The Senior Dean and Chair of Trinity Legacies Review Working Group Prof. Eoin O’Sullivan said:  “The evidence-based process Trinity has engaged in has, we believe, proved its worth. The Trinity Legacies Review Working Group will continue to engage with Trinity’s legacy issues on a case-by-case basis.” 

Background: 

In July 1890 ethnologist Alfred Cort Haddon and student Andrew Francis Dixon (subsequently Trinity’s Professor of Anatomy), took partial skeletal remains of 13 people from St Colman’s monastery in Inishbofin. As is clearly documented in Haddon’s diary of the time, they did not seek the community’s consent. 

Since then, the remains have been stored in Trinity College Dublin.

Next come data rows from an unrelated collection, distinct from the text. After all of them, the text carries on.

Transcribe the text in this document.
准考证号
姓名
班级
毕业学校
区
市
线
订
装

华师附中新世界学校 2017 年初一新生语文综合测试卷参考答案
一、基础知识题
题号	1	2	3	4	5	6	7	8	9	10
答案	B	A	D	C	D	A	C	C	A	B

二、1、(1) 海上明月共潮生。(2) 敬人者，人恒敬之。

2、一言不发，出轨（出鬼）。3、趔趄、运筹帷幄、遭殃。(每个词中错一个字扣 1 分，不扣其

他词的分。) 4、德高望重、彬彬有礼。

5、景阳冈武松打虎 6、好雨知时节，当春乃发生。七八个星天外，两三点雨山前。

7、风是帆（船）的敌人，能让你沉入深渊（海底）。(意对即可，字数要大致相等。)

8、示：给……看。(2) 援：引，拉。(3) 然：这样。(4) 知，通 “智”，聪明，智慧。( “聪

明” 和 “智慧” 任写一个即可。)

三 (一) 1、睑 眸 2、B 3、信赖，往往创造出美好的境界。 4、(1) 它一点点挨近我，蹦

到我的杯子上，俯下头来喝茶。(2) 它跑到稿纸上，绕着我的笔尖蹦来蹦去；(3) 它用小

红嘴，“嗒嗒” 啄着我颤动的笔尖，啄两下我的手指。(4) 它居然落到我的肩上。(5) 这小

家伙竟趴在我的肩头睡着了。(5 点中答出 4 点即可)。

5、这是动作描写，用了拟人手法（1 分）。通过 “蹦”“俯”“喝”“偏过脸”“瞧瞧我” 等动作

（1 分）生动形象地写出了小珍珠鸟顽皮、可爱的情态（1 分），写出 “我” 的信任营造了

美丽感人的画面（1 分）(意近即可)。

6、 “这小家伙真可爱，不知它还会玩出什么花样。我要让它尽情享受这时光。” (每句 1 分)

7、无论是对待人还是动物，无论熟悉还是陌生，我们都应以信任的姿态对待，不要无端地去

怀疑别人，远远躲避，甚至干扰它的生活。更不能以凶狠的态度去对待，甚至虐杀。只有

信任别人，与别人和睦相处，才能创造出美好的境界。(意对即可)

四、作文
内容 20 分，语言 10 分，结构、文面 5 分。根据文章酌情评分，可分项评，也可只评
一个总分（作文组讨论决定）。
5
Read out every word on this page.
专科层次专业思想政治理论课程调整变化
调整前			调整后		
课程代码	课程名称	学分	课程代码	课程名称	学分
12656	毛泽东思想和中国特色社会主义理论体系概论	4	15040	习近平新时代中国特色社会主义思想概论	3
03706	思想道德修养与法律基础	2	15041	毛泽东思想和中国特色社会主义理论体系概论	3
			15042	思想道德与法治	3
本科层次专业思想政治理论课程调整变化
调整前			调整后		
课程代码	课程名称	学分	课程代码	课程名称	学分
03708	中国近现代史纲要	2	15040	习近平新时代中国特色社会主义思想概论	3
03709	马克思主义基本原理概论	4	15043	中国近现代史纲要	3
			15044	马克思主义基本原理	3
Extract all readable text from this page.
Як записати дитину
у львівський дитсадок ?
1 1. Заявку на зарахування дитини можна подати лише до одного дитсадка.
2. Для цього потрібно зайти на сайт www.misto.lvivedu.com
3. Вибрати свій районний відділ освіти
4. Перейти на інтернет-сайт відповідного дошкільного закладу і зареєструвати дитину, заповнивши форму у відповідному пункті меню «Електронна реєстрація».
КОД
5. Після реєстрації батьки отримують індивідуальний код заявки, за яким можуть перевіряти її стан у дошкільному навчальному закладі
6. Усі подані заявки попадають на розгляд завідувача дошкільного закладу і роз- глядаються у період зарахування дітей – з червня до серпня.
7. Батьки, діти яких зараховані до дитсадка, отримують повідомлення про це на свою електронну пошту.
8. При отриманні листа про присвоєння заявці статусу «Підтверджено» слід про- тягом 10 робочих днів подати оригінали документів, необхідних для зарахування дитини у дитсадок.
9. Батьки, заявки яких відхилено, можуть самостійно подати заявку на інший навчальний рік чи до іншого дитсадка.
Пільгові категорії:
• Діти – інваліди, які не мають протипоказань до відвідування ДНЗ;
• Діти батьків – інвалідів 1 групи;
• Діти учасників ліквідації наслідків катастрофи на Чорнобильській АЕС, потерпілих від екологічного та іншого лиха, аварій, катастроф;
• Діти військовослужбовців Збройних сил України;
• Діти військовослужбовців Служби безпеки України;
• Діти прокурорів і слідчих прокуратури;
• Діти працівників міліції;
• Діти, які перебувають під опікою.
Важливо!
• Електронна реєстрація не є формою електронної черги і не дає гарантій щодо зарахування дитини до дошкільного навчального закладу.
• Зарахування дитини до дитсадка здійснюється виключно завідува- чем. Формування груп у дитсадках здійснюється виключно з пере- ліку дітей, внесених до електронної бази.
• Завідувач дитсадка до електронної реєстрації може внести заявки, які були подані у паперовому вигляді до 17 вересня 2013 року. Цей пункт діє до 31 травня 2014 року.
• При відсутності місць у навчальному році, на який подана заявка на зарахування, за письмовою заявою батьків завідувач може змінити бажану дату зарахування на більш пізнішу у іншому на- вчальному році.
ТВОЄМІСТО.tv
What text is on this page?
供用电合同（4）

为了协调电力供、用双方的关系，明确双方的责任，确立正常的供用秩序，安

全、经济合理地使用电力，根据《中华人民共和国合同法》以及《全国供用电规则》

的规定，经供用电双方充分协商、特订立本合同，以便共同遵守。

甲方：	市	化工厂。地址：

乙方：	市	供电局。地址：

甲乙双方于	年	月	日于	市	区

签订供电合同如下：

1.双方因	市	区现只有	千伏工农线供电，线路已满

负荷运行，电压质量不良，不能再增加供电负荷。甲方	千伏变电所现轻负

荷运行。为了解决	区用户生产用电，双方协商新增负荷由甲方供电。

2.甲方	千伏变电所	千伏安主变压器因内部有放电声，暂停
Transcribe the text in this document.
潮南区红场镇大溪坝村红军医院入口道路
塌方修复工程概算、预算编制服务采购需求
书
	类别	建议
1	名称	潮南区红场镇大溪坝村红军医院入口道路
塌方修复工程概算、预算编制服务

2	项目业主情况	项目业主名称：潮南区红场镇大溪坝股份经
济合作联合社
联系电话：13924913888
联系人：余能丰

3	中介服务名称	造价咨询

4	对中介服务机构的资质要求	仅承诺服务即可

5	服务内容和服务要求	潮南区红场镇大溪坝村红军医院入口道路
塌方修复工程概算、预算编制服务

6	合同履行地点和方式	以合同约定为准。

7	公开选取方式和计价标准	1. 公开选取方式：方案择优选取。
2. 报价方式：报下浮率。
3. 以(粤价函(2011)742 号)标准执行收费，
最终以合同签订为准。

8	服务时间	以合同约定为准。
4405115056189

The context for this was a contemporary interest in fields including craniometry (measurement of the cranium) and anthropometry (scientific measurement of individuals). 

The Inishbofin remains are the first case to be considered by Trinity’s Legacies Review Working Group whose role is to collate and document evidence on legacy issues and whose terms of reference can be read here.  

Trinity’s Legacies Review Working Group, comprising Trinity students, professional staff, academic staff as well as external members, commissioned an evidence-based review of the issues around the crania late last year. The Working Paper by Dr Mobeen Hussain, Dr Ciaran O’Neill and Dr Patrick Walsh from the Department of History, School of Histories and Humanities, was published on 23 November 2022. 

At this time Trinity also invited evidence-based submissions from the public on the future of the human remains from Inishbofin. It received 13 submissions, including a submission from the vast majority of the Inishbofin islanders. To read all public submissions on the issue, see here. 

The National Museum of Ireland (NMI) was consulted on the matter. The NMI in its statutory role, determined it did not have a specific jurisdiction on this case, or foresee any legal impediments to reburial under the NMI’s role as outlined in the National Monuments Act 1930 to 2014. It clarified that as the crania was removed in 1890, their removal pre-dates the relevant legislation (National Monuments Act, 1930) and therefore the question of State ownership does not arise.